Busch slowly followed Harvick into the pit area when the race was done, Harvick eventually jumping out of his car and attempted to punch or grab his rival through his window. Busch then slammed into Harvick’s driverless car to clear space and drive off.
It was an ugly way to end Regan Smith’s first Sprint Cup win in 105 career races. But it’s a spat sure to keep fans and drivers buzzing all week long leading to Sunday’s race at Dover International Speedway.
Dale Earnhardt Jr. said he couldn’t wait to get “on the Internet tonight and check it out. I don’t know what happened.”
NASCAR spokesman Kerry Tharp said Sunday the organization will review both the disputes this week.
Fighting among NASCAR drivers is nothing new. High speeds, long races and high temperatures often lead to hot tempers. Before the 2010 season, the organization even gave its sanction for drivers to show more emotion and verve with NASCAR’s vice president for competition, Robin Pemberton, saying, “We will put it back in the hands of drivers, and we will say, ‘Boys, have at it and have a good time.’ ”

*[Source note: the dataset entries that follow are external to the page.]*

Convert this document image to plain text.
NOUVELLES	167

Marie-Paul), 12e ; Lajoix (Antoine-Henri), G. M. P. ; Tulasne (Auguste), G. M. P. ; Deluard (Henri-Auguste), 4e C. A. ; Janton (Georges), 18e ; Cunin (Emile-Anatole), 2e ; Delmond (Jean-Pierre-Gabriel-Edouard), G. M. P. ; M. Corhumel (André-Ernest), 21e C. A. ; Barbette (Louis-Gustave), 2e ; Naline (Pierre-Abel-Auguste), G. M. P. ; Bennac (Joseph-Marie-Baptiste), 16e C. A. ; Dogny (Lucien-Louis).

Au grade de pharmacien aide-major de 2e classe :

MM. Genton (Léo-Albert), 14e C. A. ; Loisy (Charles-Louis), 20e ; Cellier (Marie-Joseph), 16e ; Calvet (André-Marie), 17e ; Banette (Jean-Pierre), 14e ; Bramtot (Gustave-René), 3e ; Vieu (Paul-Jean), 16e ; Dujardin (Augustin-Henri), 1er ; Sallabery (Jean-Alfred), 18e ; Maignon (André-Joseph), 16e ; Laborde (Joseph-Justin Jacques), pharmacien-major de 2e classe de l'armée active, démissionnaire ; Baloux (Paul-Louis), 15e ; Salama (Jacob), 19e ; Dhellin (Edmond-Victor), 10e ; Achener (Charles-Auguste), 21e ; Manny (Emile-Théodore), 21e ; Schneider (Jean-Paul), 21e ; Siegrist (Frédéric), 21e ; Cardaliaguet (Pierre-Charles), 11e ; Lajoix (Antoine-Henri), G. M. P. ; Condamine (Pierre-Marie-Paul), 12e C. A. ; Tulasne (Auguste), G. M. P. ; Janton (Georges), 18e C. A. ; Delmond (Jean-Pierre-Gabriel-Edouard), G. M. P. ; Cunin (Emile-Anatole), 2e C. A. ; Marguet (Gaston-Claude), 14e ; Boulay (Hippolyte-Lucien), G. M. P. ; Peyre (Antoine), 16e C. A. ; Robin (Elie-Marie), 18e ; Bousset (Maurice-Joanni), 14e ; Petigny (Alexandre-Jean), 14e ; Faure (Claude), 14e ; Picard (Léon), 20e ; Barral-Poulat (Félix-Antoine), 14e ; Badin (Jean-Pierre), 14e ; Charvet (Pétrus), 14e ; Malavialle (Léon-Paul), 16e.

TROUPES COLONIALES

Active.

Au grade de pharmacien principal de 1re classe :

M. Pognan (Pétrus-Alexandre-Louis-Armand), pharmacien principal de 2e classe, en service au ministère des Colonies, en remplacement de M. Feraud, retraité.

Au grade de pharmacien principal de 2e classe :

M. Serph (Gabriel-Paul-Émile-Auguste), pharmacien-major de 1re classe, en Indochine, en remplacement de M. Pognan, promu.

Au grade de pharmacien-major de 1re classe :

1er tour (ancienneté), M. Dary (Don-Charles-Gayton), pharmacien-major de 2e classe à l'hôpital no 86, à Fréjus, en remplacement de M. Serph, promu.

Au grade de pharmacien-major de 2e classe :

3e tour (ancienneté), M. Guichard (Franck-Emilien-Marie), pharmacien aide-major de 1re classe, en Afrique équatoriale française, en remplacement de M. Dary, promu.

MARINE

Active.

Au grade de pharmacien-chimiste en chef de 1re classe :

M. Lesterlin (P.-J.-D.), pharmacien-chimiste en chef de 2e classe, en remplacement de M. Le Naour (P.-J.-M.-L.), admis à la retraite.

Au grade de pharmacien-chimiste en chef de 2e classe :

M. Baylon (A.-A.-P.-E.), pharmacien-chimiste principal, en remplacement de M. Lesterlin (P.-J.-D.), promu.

And there’s been no shortage of dustups since.
At Richmond International Raceway, Montoya and Newman were involved in two different on-track incidents. The first caused Montoya, the pole-sitter, to brush the wall and repairs in pits put him three laps down. He later ran into the back of Newman, who was running eighth, and Newman vowed his payback would come after the race.
The bad blood continued at Darlington with the two meeting with NASCAR on Friday in a session Tharp acknowledged “did not go as well as had hoped it would.”
Whispers popped up that Newman had punched Montoya during the meeting, something both drivers brushed aside later that day.
“With conflict there are varying opinions, that’s what causes the conflict. I’m past it,” Newman said.
Still, every eye at Darlington were likely on those two and things appeared to spark again when Montoya tangled with five-time defending Sprint Cup champion Jimmie Johnson less than 100 laps in. Montoya quickly apologized for his role.
Things remained calm for rest of the race until the end when Busch, Harvick and Clint Bowyer were three-wide on the narrow racetrack during a late restart when all were trying to chase down Smith. Bowyer was sent sprawling into the interior wall. As cars spun out behind, Busch gathered his car, then veered down the track and sent Harvick spinning.
Smith held on through a green-white-checkered finish to beat Sprint Cup points leader Carl Edwards, but the real drama was still to come as Busch and Harvick drove from the track. Busch was up against Harvick’s back bumper along pit road when Harvick jumped out and rushed toward Busch’s window before Busch bumped Harvick’s driverless car into the interior wall.
Both were asked into the NASCAR hauler and both left composed—although with different versions of what happened.
Busch said Harvick’s racing was “unacceptable racing.”
“I gave him room off of two, I didn’t get the room,” Busch said.
Harvick said he was racing hard and “things happen. That’s it. What do you do?”
Tharp says NASCAR will look into the scuffles the past two weeks.